GABAA receptors are predominantly composed of alphabetagamma and alphabetadelta isoforms in the brain. It has been proposed that alphabetagamma receptors mediate phasic inhibition, whereas alphabetadelta receptors mediate tonic inhibition. Propofol (2,6-di-isopropylphenol), a widely used anesthetic drug, exerts its effect primarily by modulating GABAA receptors; however, the effects of propofol on the kinetic properties of alphabetagamma and alphabetadelta receptors are uncertain. We transfected human embryonic kidney (HEK293T) cells with cDNAs encoding rat alpha1, alpha6, beta3, gamma2L, or delta subunits and performed whole-cell patch-clamp recordings to explore this issue.
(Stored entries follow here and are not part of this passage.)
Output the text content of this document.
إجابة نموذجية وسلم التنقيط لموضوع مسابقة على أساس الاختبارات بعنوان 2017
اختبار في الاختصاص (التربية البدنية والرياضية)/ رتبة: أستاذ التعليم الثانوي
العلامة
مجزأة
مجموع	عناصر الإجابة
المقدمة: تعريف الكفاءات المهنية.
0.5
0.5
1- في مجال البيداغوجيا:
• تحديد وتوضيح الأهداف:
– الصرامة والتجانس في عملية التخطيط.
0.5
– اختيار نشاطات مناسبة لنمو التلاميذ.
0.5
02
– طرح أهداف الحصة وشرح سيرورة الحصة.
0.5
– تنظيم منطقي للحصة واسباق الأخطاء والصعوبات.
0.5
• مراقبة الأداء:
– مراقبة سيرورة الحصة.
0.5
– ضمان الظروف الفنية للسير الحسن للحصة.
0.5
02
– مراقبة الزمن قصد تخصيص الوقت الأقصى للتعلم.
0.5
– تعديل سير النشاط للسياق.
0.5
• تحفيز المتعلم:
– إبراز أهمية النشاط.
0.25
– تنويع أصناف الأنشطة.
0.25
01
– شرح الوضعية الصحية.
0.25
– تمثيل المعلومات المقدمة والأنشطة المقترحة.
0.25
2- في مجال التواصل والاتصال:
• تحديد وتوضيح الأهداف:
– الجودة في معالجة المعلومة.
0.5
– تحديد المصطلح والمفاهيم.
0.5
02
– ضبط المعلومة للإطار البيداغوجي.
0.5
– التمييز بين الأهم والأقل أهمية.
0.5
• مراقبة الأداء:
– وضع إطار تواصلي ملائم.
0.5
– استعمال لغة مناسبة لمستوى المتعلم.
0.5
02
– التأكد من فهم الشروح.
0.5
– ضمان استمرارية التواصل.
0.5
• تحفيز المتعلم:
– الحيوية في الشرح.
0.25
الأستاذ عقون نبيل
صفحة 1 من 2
Propofol (3 microM) increased GABA concentration-response curve maximal currents similarly for both alpha1beta3gamma2L and alpha6beta3gamma2L receptors, but propofol increased those for alpha1beta3delta and alpha6beta3delta receptors differently, the increase being greater for alpha1beta3delta than for alpha6beta3delta receptors. Propofol (10 microM) produced similar alterations in alpha1beta3gamma2L and alpha6beta3gamma2L receptor currents when using a preapplication protocol; peak currents were not altered, desensitization was reduced, and deactivation was prolonged. Propofol enhanced peak currents for both alpha1beta3delta and alpha6beta3delta receptors, but the enhancement was greater for alpha1beta3delta receptors. Desensitization of these two isoforms was not modified by propofol. Propofol did not alter the deactivation rate of alpha1beta3delta receptor currents but did slow deactivation of alpha6beta3delta receptor currents. The findings that propofol reduced desensitization and prolonged deactivation of gamma2L subunit-containing receptors and enhanced peak currents or prolonged deactivation of delta subunit-containing receptors suggest that propofol enhancement of both phasic and tonic inhibition may contribute to its anesthetic effect in the brain.